Once a sufficient amount of whey is released, curd washing occurs by removing whey equivalent to 25-30% of the original milk volume, adding a similar volume of hot water bringing the curds up to a mild scalding 36C as above normally harms mesophilic cultures, and then stirring more vigorously for 30 minutes to wash the curds and avoid curd fusion. The hot wash water should be added carefully over the whole vat to avoid any local overheating. This washing provides two effects, the dilution of the whey reduces the lactose content of the curds and thereby controls the amount of lactic acid created and thus the final pH of the cheese. In addition the mild scalding enhances syneresis reducing the water content of the curd. During washing stirring is intensified which also aids syneresis. The overall cheese is usually sweeter.
Monday, 17 January 2011
Gouda number 1
I start off by warming about 1.8 gallon of milk to 32c. Half the milk was raw unhomogenised and the other half was store bought pasteurised milk. 1/5 tsp M400 culture was added and left to ripen for 20 minutes.
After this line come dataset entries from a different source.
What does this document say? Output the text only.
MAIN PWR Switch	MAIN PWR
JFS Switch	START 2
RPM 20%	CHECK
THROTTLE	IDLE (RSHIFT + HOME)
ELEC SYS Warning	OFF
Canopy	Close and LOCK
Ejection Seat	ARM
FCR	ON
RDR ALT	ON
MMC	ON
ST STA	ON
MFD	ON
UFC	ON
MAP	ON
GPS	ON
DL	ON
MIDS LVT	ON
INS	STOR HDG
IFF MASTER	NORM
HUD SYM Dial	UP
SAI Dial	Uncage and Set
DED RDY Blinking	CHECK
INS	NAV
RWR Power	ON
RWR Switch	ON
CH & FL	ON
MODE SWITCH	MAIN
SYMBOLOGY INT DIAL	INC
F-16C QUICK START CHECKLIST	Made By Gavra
As half of this was pasteurised I added 1/8 tsp of calcium chloride and 1/8 lipase (sharp). Once everything was stirred into the milk I added just 3/4 tsp of liquid animal rennet and let it stand for about an hour. I made a slight mistake here, whether it will make any different I am unsure. Throughout ripening and coagulation it's meant to be maintained at 32c. I accidentally increased this to 37, I'm hoping this didn't kill my starter? After an hour the curds were cut to about 1cm and stirred to prevent matting.
I then let it rest for a minute and drained off 1/3 of the whey and then adding a few cups of warm water to bring the temperature to 33c. This technique is called washing the curds. It slows down acidification resulting in a higher PH curd which gives a slightly sweeter flavor to the cheese. I continued to stir for 10 minutes to help expel the whey and then finally let it rest for 10 minutes. By now the curds have sunk and the whey is drained out to the level of the curds. I then added 75c water to it which raised the curd temperature to around 38. I then stirred continuously for another 15 minutes before leaving it to stand for 30 minutes.
During this time I preprepared my cloth and press. The curds were then placed in the mould and pressed at around 20lb for 30 minutes, turned and pressed again over night at the same pressure. The next morning the cheese was re-wrapped and pressed fro another 12 hours at 20lb. I kept the whey for the brine and salted it 1 to 5. After 8 hours I took it out and placed in my cheese cave which is usually around 8c, a little too cool but its all I have at the moment. This may slow down the maturing process so Ill probably be seeing this cheese later on in the summer! For now ill give it a swash ever few days in brine..
Sunday, 16 January 2011
Gruyere
Below you can see the different staged of shrinkage during cooking for 40 minutes raising the temperature from 32c to 48c.
They were then pressed at 20lb for 20 minutes. Rewrtapped and pressed at 30lb for 2 hours. I then pressed it over night at 50 lb. The resulting cheese was smaller that teh usual Gouda and also very firm. The wheel was then left in a 20% brine for 8 hours and placed in teh cave. Over the next few weeks Ill wash the wheel with a light salted brine and then store for a minimum time of 6 months at 7c.